Décès du chef étoilé Serge Vieira 

Le chef Serge Vieira, à la tête du restaurant doublement étoilé de Chaudes-Aigues (Cantal), vient de décéder d’une longue maladie.

Le chef Serge Vieira, à la tête du restaurant éponyme situé à Chaudes-Aigues (Cantal) vient de décéder des suites d’une longue maladie. Né en 1977 à Clermont-Ferrand, il se tourne rapidement vers la cuisine. À 20 ans, alors qu’il fait son apprentissage chez Dominique Robert à Chamalières (Puy-de-Dôme), il remporte son premier concours, celui du « Meilleur jeune cuisinier Auvergne-Québec ». Huit années plus tard, son âme de compétiteur le mènera à la victoire du très prestigieux Bocuse d’Or en 2005. Entre les deux épreuves, il enchaîne les expériences chez Bernand Andrieux à Clermont-Ferrand, puis il fait une saison au Château de Marçay à Chinon (Indre-et-Loire) où il rencontre Marie-Aude, qui deviendra quelques années plus tard sa femme. En 1999, il entre comme chef de partie chez Marc Meneau à l’Espérance, table alors triplement étoilée de Saint-Père-sous-Vezelay (Yonne). Il y restera quatre années, avant de rejoindre en 2003 le chef Régis Marcon à l’Auberge des Cimes, à Saint-Bonnet-le-Froid (Haute-Loire). C’est d’ailleurs grâce à lui que le chef d’origine portugaise se lance dans l’aventure du concours. Alors qu’il pensait quitter l’établissement, dans lequel il ne se sentait pas à l’aise, Régis Marcon, intelligemment, lui lance un défi : passer le Bocuse d’Or. Serge Vieira accepte le défi, avec le succès qu’on connait. Il profite de l’aura de cette victoire pour partir voyager à travers le monde : Australie, Japon, île Maurice…
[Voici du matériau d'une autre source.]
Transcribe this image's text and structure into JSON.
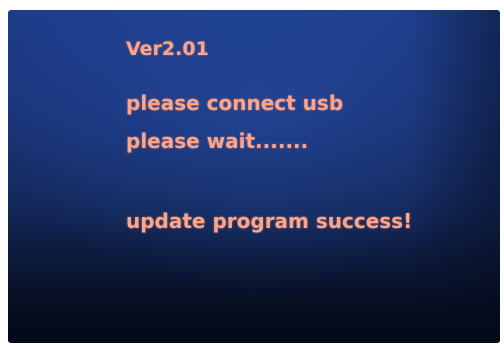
{
  "screen": {
    "version": "Ver2.01",
    "messages": [
      "please connect usb",
      "please wait.......",
      "update program success!"
    ],
    "text_color": "#ffa487",
    "background_color": "#1a3477"
  }
}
Les grandes dates de Serge Vieira

1999 – 2003 | Chef de partie à l’Espérance (Saint-Père-sous-Vezelay)

2003 – 2005 | Second de cuisine au restaurant l’Auberge des Cimes, du chef Régis Marcon (Saint-Bonnet-le-Froid)

2005 | Serge Vieira remporte le Bocuse d’Or à l’âge de 27 ans

2009 | Serge Vieira et sa femme Marie-Aude ouvrent leur restaurant à Chaudes-Aigues, au Château du Couffour

2010 | Première étoile au guide Michelin

2012 | Deuxième étoile au guide Michelin

2018 | Ouverture de Sodade, restaurant bistronomique situé dans le village de Chaudes-Aigues, ainsi qu’un hôtel. 
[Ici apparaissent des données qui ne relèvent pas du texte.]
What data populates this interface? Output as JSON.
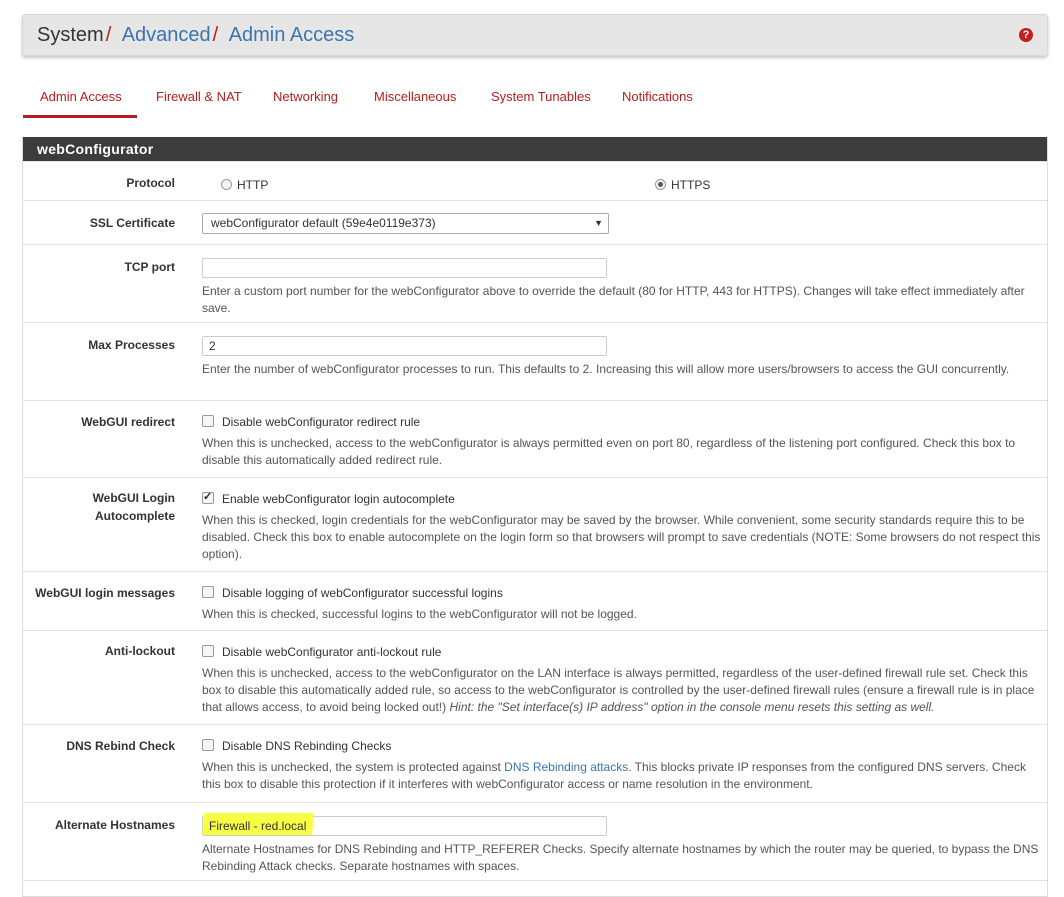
{
  "breadcrumb": {
    "root": "System",
    "advanced": "Advanced",
    "current": "Admin Access"
  },
  "tabs": [
    {
      "label": "Admin Access",
      "active": true
    },
    {
      "label": "Firewall & NAT",
      "active": false
    },
    {
      "label": "Networking",
      "active": false
    },
    {
      "label": "Miscellaneous",
      "active": false
    },
    {
      "label": "System Tunables",
      "active": false
    },
    {
      "label": "Notifications",
      "active": false
    }
  ],
  "colors": {
    "accent": "#b71c1c",
    "link": "#3a75b0",
    "panel_head": "#3c3c3c",
    "highlight": "#f7ff45"
  },
  "panel": {
    "title": "webConfigurator"
  },
  "protocol": {
    "label": "Protocol",
    "opt_http": "HTTP",
    "opt_https": "HTTPS",
    "selected": "HTTPS"
  },
  "ssl": {
    "label": "SSL Certificate",
    "value": "webConfigurator default (59e4e0119e373)"
  },
  "tcp_port": {
    "label": "TCP port",
    "value": "",
    "help": "Enter a custom port number for the webConfigurator above to override the default (80 for HTTP, 443 for HTTPS). Changes will take effect immediately after save."
  },
  "max_processes": {
    "label": "Max Processes",
    "value": "2",
    "help": "Enter the number of webConfigurator processes to run. This defaults to 2. Increasing this will allow more users/browsers to access the GUI concurrently."
  },
  "redirect": {
    "label": "WebGUI redirect",
    "checkbox": "Disable webConfigurator redirect rule",
    "checked": false,
    "help": "When this is unchecked, access to the webConfigurator is always permitted even on port 80, regardless of the listening port configured. Check this box to disable this automatically added redirect rule."
  },
  "autocomplete": {
    "label_line1": "WebGUI Login",
    "label_line2": "Autocomplete",
    "checkbox": "Enable webConfigurator login autocomplete",
    "checked": true,
    "help": "When this is checked, login credentials for the webConfigurator may be saved by the browser. While convenient, some security standards require this to be disabled. Check this box to enable autocomplete on the login form so that browsers will prompt to save credentials (NOTE: Some browsers do not respect this option)."
  },
  "login_messages": {
    "label": "WebGUI login messages",
    "checkbox": "Disable logging of webConfigurator successful logins",
    "checked": false,
    "help": "When this is checked, successful logins to the webConfigurator will not be logged."
  },
  "antilockout": {
    "label": "Anti-lockout",
    "checkbox": "Disable webConfigurator anti-lockout rule",
    "checked": false,
    "help": "When this is unchecked, access to the webConfigurator on the LAN interface is always permitted, regardless of the user-defined firewall rule set. Check this box to disable this automatically added rule, so access to the webConfigurator is controlled by the user-defined firewall rules (ensure a firewall rule is in place that allows access, to avoid being locked out!)",
    "hint": "Hint: the \"Set interface(s) IP address\" option in the console menu resets this setting as well."
  },
  "dns_rebind": {
    "label": "DNS Rebind Check",
    "checkbox": "Disable DNS Rebinding Checks",
    "checked": false,
    "help_pre": "When this is unchecked, the system is protected against ",
    "help_link": "DNS Rebinding attacks",
    "help_post": ". This blocks private IP responses from the configured DNS servers. Check this box to disable this protection if it interferes with webConfigurator access or name resolution in the environment."
  },
  "alt_hostnames": {
    "label": "Alternate Hostnames",
    "value": "Firewall - red.local",
    "help": "Alternate Hostnames for DNS Rebinding and HTTP_REFERER Checks. Specify alternate hostnames by which the router may be queried, to bypass the DNS Rebinding Attack checks. Separate hostnames with spaces."
  }
}
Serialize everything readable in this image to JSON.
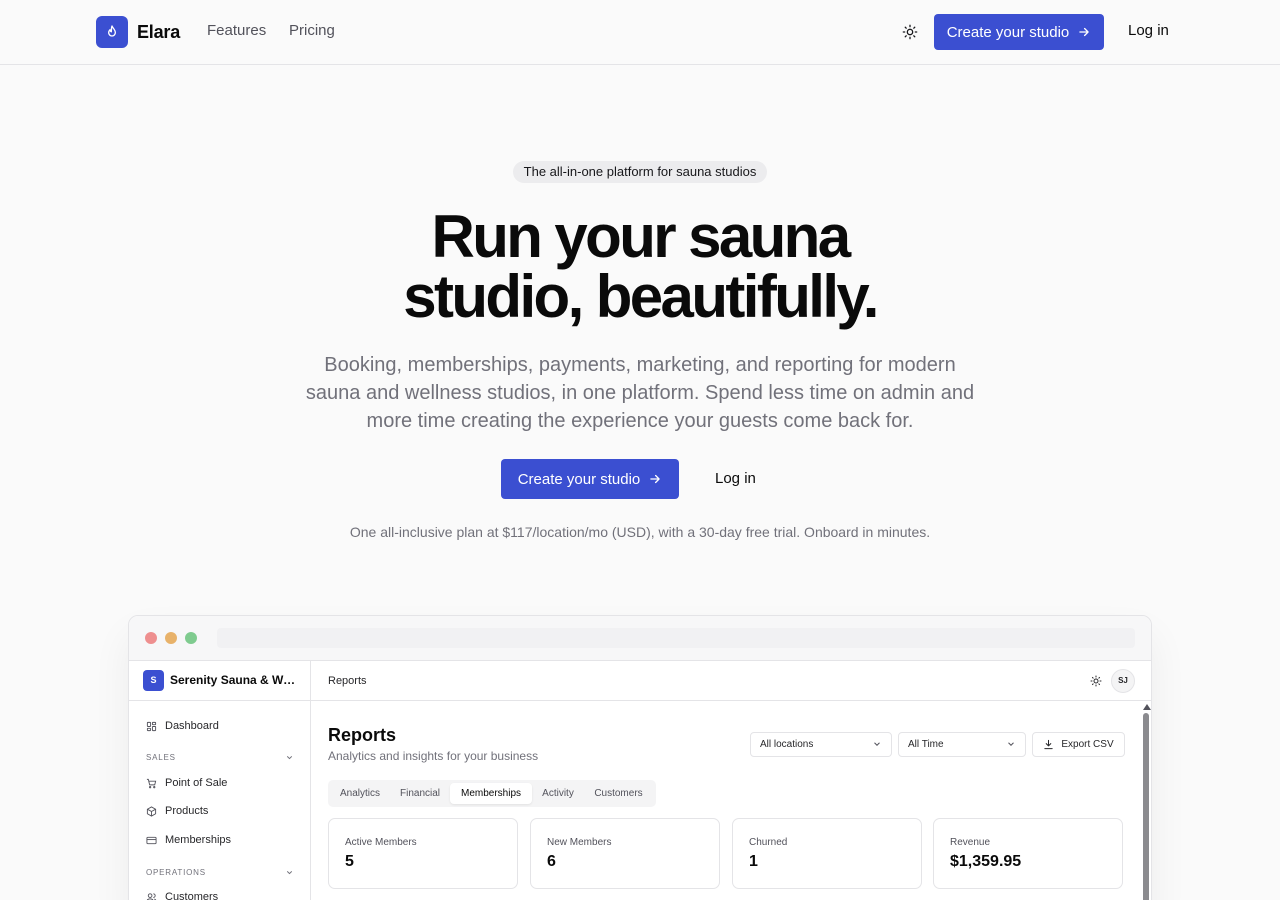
{
  "colors": {
    "accent": "#3b4fd1",
    "background": "#fafafa",
    "muted_text": "#71717a"
  },
  "nav": {
    "brand": "Elara",
    "brand_icon": "flame-icon",
    "links": [
      "Features",
      "Pricing"
    ],
    "theme_icon": "sun-icon",
    "cta_label": "Create your studio",
    "login_label": "Log in"
  },
  "hero": {
    "badge": "The all-in-one platform for sauna studios",
    "title_line1": "Run your sauna",
    "title_line2": "studio, beautifully.",
    "subtitle": "Booking, memberships, payments, marketing, and reporting for modern sauna and wellness studios, in one platform. Spend less time on admin and more time creating the experience your guests come back for.",
    "cta_label": "Create your studio",
    "login_label": "Log in",
    "note": "One all-inclusive plan at $117/location/mo (USD), with a 30-day free trial. Onboard in minutes."
  },
  "app": {
    "studio_initial": "S",
    "studio_name": "Serenity Sauna & Wellness",
    "sidebar": {
      "dashboard": "Dashboard",
      "sales_heading": "SALES",
      "sales_items": [
        "Point of Sale",
        "Products",
        "Memberships"
      ],
      "operations_heading": "OPERATIONS",
      "operations_items": [
        "Customers"
      ]
    },
    "breadcrumb": "Reports",
    "avatar_initials": "SJ",
    "page_title": "Reports",
    "page_subtitle": "Analytics and insights for your business",
    "location_filter": "All locations",
    "time_filter": "All Time",
    "export_label": "Export CSV",
    "tabs": [
      "Analytics",
      "Financial",
      "Memberships",
      "Activity",
      "Customers"
    ],
    "active_tab": "Memberships",
    "stats": [
      {
        "label": "Active Members",
        "value": "5"
      },
      {
        "label": "New Members",
        "value": "6"
      },
      {
        "label": "Churned",
        "value": "1"
      },
      {
        "label": "Revenue",
        "value": "$1,359.95"
      }
    ]
  }
}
2019 | Bib Gourmand pour le restaurant Sodade

2021 | Prix Michelin du service en salle remis à Marie-Aude Vieira

2023 | Décès de Serge Vieira à l’âge de 45 ans

En 2009, il ouvre son propre établissement, au sein du Château du Couffour, situé sur les hauteurs de Chaudes-Aigues. Dès son ouverture, la quasi-totalité des inspecteurs du guide Michelin se rendent chez lui et tombent sous le charme d’une cuisine technique et précise. Il est déjà noté à un niveau ‘deux étoiles’. Quelques mois après son ouverture, le restaurant gagne une première étoile. La deuxième tombera en 2012. Par la suite, Serge Vieira s’investira régulièrement dans le concours du Bocuse d’Or pour lequel il coachera différentes équipes, avant de devenir le président de la Team France en 2019, prenant la suite de François Adamski. En 2021, le candidat français, Davy Tissot, remporte la compétition mondiale. 
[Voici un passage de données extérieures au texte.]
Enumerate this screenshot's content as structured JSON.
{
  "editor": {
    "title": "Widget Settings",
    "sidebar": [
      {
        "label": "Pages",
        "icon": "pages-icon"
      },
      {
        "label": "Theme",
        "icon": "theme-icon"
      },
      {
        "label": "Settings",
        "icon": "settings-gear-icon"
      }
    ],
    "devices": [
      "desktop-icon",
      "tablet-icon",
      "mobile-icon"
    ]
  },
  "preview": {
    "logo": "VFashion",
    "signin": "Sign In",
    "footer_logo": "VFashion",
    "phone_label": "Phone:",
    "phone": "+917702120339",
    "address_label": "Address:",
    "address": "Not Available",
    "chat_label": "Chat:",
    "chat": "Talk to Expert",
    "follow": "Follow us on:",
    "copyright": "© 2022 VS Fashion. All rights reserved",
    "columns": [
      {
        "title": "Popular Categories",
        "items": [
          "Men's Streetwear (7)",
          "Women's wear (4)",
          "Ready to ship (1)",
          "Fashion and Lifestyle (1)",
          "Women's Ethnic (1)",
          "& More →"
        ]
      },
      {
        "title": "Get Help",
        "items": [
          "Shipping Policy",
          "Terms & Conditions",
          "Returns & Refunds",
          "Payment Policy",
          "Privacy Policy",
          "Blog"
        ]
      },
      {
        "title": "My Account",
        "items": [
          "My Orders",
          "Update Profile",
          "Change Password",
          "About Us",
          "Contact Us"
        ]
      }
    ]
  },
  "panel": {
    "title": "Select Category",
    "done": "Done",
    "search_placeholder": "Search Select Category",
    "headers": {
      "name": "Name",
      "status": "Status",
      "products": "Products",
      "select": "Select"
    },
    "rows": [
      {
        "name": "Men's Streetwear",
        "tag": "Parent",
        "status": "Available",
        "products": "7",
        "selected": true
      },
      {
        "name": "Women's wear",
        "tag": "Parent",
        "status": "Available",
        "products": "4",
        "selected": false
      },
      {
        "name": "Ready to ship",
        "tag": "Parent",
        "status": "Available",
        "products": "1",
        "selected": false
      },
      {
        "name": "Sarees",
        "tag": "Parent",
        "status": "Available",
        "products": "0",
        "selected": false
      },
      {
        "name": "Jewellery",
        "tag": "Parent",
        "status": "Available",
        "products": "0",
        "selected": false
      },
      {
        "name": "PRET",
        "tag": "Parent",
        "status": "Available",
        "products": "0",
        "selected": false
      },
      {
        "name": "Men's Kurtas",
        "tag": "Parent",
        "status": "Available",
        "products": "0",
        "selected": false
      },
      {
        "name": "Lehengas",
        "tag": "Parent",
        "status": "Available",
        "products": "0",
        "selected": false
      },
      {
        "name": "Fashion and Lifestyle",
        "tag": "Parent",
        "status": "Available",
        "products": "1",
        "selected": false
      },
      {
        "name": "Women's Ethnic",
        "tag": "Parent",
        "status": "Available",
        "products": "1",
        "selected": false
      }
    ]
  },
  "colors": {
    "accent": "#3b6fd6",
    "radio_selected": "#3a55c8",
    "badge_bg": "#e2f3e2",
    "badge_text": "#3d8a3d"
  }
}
Après une longue période de fermeture, le restaurant doublement étoilé a rouvert ses portes en mai dernier avec, derrière les fourneaux, son second de cuisine. Serge Vieira était âgé de 46 ans. 

Ce qu’écrit le guide Michelin sur le restaurant Serge Vieira

Natif de Clermont-Ferrand, Serge Vieira se destinait à une carrière de dessinateur industriel, avant de se réorienter vers la cuisine. Bonne pioche : après avoir observé et appris dans des maisons de renom (Dominique Robert, Régis Marcon), il remporte le Bocuse d’Or en 2005. Dans son vaisseau contemporain – pierre, fer et verre – niché dans une forteresse médiévale, avec une vue à 360° sur les alentours, il joue dans la cour des grands. Ses assiettes, élaborées au quart de poil, sont savamment composées, et sa technique ne prend jamais le pas sur le goût. Ah, une dernière chose : les plus fatigués d’entre vous pourront même réserver une chambre, avec vue imprenable sur les monts du Cantal.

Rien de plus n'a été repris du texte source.